Uma vitória relativa, mas simbolicamente marcante. Cameron não cedeu nada, ao passo que em 2005 Tony Blair concordara em reduzir o “desconto”5 arrancado em 1984 por Margaret Thatcher. Ele foi fixado em cerca de 4 bilhões de euros por ano, pelos sete anos programados. Nem por isso o Reino Unido deixou de ser um contribuinte líquido da ordem de 8 bilhões de euros para o orçamento europeu. Em compensação, Cameron tirou vantagem por ter ajudado a reduzir em 1 bilhão de euros o estilo de vida dos funcionários europeus, alvo favorito da imprensa conservadora britânica.
Margem de manobra reduzida
Se, diante de suas tropas, o primeiro-ministro pode reivindicar um papel importante na inversão da dinâmica de crescimento do orçamento europeu, isso não significa que seus outros objetivos, principalmente o bloqueio do projeto de união bancária, possam ser alcançados tão facilmente. O papel decisivo que o Banco Central Europeu (BCE) será chamado a desempenhar nesse dispositivo aprovado em dezembro de 2012 pelo Conselho de Assuntos Econômicos e Financeiros (Ecofin) terá necessariamente um impacto sobre o funcionamento do sistema financeiro britânico. Nas negociações finais, a voz de um Estado que está definitivamente à margem da moeda única e se compraz em manter-se nem lá nem cá pesará menos do que se espera nas fileiras conservadoras.

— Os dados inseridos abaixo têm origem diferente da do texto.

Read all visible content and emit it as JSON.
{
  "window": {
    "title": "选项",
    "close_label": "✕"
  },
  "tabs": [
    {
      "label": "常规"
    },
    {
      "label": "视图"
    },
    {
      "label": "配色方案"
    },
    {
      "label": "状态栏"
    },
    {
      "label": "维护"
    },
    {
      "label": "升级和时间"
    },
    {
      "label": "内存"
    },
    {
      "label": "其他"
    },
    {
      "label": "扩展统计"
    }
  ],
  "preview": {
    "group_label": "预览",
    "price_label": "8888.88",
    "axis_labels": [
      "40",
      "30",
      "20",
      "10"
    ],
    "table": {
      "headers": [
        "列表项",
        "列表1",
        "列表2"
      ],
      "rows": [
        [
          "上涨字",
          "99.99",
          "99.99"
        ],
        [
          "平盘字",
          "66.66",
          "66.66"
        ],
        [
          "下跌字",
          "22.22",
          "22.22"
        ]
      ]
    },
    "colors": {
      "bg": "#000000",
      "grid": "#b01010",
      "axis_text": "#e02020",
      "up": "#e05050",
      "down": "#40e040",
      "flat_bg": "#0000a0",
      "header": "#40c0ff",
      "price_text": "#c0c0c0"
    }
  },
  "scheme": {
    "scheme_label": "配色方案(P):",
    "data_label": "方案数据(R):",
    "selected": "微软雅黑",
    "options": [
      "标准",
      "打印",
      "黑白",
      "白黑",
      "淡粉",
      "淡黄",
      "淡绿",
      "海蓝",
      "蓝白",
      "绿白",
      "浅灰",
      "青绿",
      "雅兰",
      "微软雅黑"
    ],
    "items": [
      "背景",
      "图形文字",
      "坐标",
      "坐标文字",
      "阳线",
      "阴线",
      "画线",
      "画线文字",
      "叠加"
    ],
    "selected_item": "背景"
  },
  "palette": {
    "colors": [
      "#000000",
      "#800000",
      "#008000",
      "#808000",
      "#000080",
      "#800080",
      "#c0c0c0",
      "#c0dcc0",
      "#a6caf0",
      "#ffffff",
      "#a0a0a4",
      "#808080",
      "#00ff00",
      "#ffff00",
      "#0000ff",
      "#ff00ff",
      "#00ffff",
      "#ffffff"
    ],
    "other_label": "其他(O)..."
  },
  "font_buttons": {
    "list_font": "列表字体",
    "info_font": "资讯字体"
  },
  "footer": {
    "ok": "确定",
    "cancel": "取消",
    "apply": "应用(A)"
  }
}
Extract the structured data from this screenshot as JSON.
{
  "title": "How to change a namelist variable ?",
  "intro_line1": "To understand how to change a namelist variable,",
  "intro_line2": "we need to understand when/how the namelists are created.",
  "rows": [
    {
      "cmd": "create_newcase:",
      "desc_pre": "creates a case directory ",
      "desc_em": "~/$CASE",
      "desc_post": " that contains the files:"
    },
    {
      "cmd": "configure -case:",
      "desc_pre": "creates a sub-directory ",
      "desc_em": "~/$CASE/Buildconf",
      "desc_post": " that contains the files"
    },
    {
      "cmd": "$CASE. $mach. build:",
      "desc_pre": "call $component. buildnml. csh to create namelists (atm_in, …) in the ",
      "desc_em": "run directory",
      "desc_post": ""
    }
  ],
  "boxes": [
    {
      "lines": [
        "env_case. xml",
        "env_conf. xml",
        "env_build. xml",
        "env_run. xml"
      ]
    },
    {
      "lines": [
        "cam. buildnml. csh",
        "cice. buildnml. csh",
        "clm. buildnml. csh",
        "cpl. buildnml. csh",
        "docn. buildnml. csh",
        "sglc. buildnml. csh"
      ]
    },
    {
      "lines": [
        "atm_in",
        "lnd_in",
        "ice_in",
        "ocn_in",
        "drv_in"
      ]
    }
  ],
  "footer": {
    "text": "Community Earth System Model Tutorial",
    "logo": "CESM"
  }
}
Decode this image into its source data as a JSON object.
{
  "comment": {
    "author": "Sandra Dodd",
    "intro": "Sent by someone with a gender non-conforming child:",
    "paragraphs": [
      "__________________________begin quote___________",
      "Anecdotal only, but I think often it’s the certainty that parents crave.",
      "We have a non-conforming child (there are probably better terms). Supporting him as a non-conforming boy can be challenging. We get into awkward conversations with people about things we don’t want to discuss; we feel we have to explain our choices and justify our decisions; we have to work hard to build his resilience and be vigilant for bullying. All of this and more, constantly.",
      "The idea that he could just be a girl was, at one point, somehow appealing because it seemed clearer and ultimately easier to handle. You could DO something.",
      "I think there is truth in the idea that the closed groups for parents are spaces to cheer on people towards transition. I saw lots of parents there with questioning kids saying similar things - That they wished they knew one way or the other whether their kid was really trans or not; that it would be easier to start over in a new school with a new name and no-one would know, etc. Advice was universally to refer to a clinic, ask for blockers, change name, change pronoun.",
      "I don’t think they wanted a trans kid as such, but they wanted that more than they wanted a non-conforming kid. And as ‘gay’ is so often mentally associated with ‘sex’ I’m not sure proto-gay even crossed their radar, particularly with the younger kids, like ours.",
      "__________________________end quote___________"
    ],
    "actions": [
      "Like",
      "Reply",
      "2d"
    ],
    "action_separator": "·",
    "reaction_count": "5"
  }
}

E essa é apenas uma das dificuldades a serem resolvidas pela direção conservadora. Outras estão mais relacionadas à contradição. De que modo, por exemplo, conciliar o fortalecimento da zona do euro – que passa forçosamente por uma regulamentação orçamentária e bancária mais ambiciosa, que o primeiro-ministro deseja – com a exigência de uma flexibilidade maior na aplicação dos mecanismos, inclusive no funcionamento do mercado único? Como observa Andrew Geddes, analista de longa data da política europeia britânica, o fortalecimento da zona do euro significará uma maior integração econômica interna, com o Reino Unido relegado ao lugar de observador “incapaz de pesar, a não ser marginalmente, em favor das reformas liberais que defende”.6
Jean-Claude Sergeant é professor emérito na Universidade da Sorbonne Nouvelle (Paris 3).